For a long time no one could clearly express what "Behavior Driven Development" or BDD was all about. Dan North coined the term to try to describe TDD in a way that expressed what Ward Cunningham really meant when he said that TDD wasn't a testing technique.

Multiple coaches in the past (me, included) have said that BDD was "TDD done right." This is unnecessarily narrow, and potentially insulting to folks who have already been doing it right for years, and calling it TDD.  Simply because many people join Kung Fu classes and spend many months doing the forms poorly doesn't mean we need to rename Kung Fu. (Nor should we say that "Martial Arts" captures the uniqueness of Kung Fu.)  

I witnessed a pair of courageous young developers who offered to provide a demo of BDD for a meetup.  They used rspec to write Ruby code test-first.  They didn't refactor away their magic numbers or other stink before moving on to other randomly-chosen functionality. "This can't be BDD," I thought, "because BDD is TDD done well."

TDD is TDD done well.  Nothing worth doing is worth doing incorrectly.  I had been using TDD to test, code, and design elegant software behaviors since 1998. I wanted to know what BDD adds to the craft of writing great software.
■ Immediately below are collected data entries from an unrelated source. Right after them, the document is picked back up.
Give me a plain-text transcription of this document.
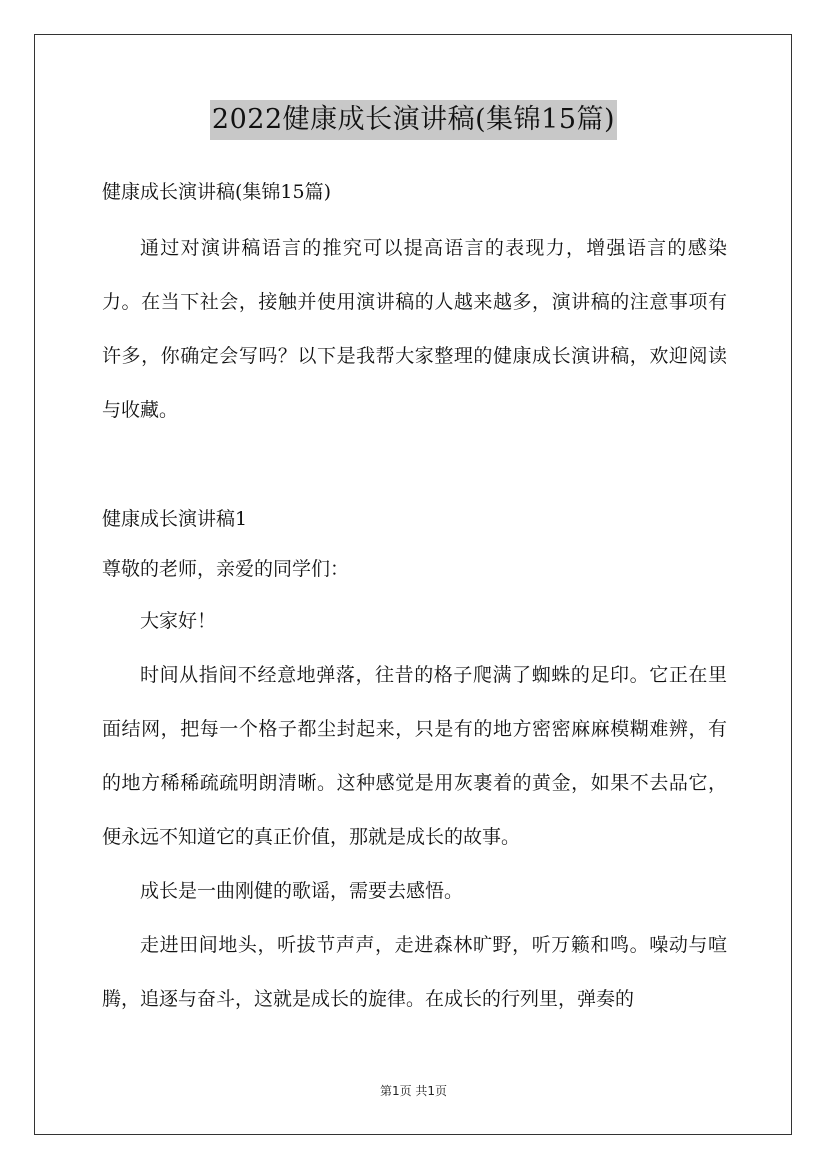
2022健康成长演讲稿(集锦15篇)
健康成长演讲稿(集锦15篇)

通过对演讲稿语言的推究可以提高语言的表现力，增强语言的感染力。在当下社会，接触并使用演讲稿的人越来越多，演讲稿的注意事项有许多，你确定会写吗？以下是我帮大家整理的健康成长演讲稿，欢迎阅读与收藏。

健康成长演讲稿1

尊敬的老师，亲爱的同学们：

大家好！

时间从指间不经意地弹落，往昔的格子爬满了蜘蛛的足印。它正在里面结网，把每一个格子都尘封起来，只是有的地方密密麻麻模糊难辨，有的地方稀稀疏疏明朗清晰。这种感觉是用灰裹着的黄金，如果不去品它，便永远不知道它的真正价值，那就是成长的故事。

成长是一曲刚健的歌谣，需要去感悟。

走进田间地头，听拔节声声，走进森林旷野，听万籁和鸣。噪动与喧腾，追逐与奋斗，这就是成长的旋律。在成长的行列里，弹奏的

第1页 共1页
I can say with certainty that I'm a big fan of BDD, but I'm still not satisfied with any of the definitions (and I'm okay with that, since defining something usually ruins it).  A first-order approximation might be "BDD is the union of ATDD and TDD."  This still seems to be missing something subtle. Or, perhaps there is so much overlap that people will come up with their own myriad pointless distinctions.
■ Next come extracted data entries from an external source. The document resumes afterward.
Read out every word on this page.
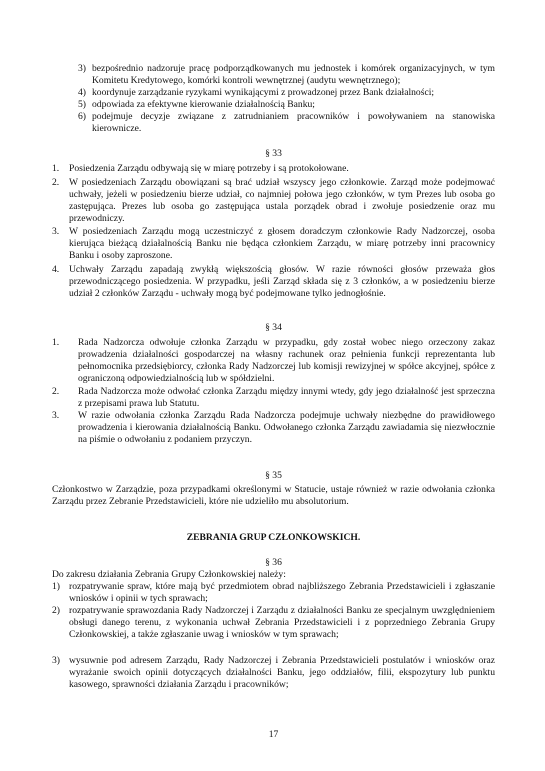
3) bezpośrednio nadzoruje pracę podporządkowanych mu jednostek i komórek organizacyjnych, w tym Komitetu Kredytowego, komórki kontroli wewnętrznej (audytu wewnętrznego);
4) koordynuje zarządzanie ryzykami wynikającymi z prowadzonej przez Bank działalności;
5) odpowiada za efektywne kierowanie działalnością Banku;
6) podejmuje decyzje związane z zatrudnianiem pracowników i powoływaniem na stanowiska kierownicze.
§ 33
1.	Posiedzenia Zarządu odbywają się w miarę potrzeby i są protokołowane.
2.	W posiedzeniach Zarządu obowiązani są brać udział wszyscy jego członkowie. Zarząd może podejmować uchwały, jeżeli w posiedzeniu bierze udział, co najmniej połowa jego członków, w tym Prezes lub osoba go zastępująca. Prezes lub osoba go zastępująca ustala porządek obrad i zwołuje posiedzenie oraz mu przewodniczy.
3.	W posiedzeniach Zarządu mogą uczestniczyć z głosem doradczym członkowie Rady Nadzorczej, osoba kierująca bieżącą działalnością Banku nie będąca członkiem Zarządu, w miarę potrzeby inni pracownicy Banku i osoby zaproszone.
4.	Uchwały Zarządu zapadają zwykłą większością głosów. W razie równości głosów przeważa głos przewodniczącego posiedzenia. W przypadku, jeśli Zarząd składa się z 3 członków, a w posiedzeniu bierze udział 2 członków Zarządu - uchwały mogą być podejmowane tylko jednogłośnie.
§ 34
1.	Rada Nadzorcza odwołuje członka Zarządu w przypadku, gdy został wobec niego orzeczony zakaz prowadzenia działalności gospodarczej na własny rachunek oraz pełnienia funkcji reprezentanta lub pełnomocnika przedsiębiorcy, członka Rady Nadzorczej lub komisji rewizyjnej w spółce akcyjnej, spółce z ograniczoną odpowiedzialnością lub w spółdzielni.
2.	Rada Nadzorcza może odwołać członka Zarządu między innymi wtedy, gdy jego działalność jest sprzeczna z przepisami prawa lub Statutu.
3.	W razie odwołania członka Zarządu Rada Nadzorcza podejmuje uchwały niezbędne do prawidłowego prowadzenia i kierowania działalnością Banku. Odwołanego członka Zarządu zawiadamia się niezwłocznie na piśmie o odwołaniu z podaniem przyczyn.
§ 35
Członkostwo w Zarządzie, poza przypadkami określonymi w Statucie, ustaje również w razie odwołania członka Zarządu przez Zebranie Przedstawicieli, które nie udzieliło mu absolutorium.
ZEBRANIA GRUP CZŁONKOWSKICH.
§ 36
Do zakresu działania Zebrania Grupy Członkowskiej należy:
1) rozpatrywanie spraw, które mają być przedmiotem obrad najbliższego Zebrania Przedstawicieli i zgłaszanie wniosków i opinii w tych sprawach;
2) rozpatrywanie sprawozdania Rady Nadzorczej i Zarządu z działalności Banku ze specjalnym uwzględnieniem obsługi danego terenu, z wykonania uchwał Zebrania Przedstawicieli i z poprzedniego Zebrania Grupy Członkowskiej, a także zgłaszanie uwag i wniosków w tym sprawach;
3) wysuwnie pod adresem Zarządu, Rady Nadzorczej i Zebrania Przedstawicieli postulatów i wniosków oraz wyrażanie swoich opinii dotyczących działalności Banku, jego oddziałów, filii, ekspozytury lub punktu kasowego, sprawności działania Zarządu i pracowników;
17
However we try to define it in relation to TDD, BDD's value is in the attention, conversations, and analysis it brings to bear on software behaviors.

In hindsight, I have already seen a beautiful demo, by Elisabeth Hendrickson, of TDD, ATDD, and (presumably the spirit of) BDD techniques combined into one whole Agile engineering discipline.

She played all roles (Product, Quality, Development) on the Entaggle.com product, and walked us through the development and testing of a real user story.  She broke the story down into a small set of example scenarios, or Acceptance Tests. She wrote these in Cucumber, and showed us that they failed appropriately.  She then proceeded to develop individual pieces of the solution using TDD with rspec.

Then, once all the rspecs and "Cukes" were passing, she did a brief exploratory testing session (which, by definition, requires an intelligent and well-trained human mind, and thus cannot be automated). And she found a defect!  She added a new Cuke, and a new microtest, for the defect; got all tests to pass; and demonstrated the fully functioning user story for us.

All that without rehearsal, and all within about 45 minutes.  Beautiful!

* I have a draft post that further describes, compares, and contrasts the detailed practices that make up ATDD and TDD, along with a little historical perspective on the origins of each. For today, I wanted to share just the Sportscar Metaphor. It's useful for outlining which xDD practices to use, and how they differ.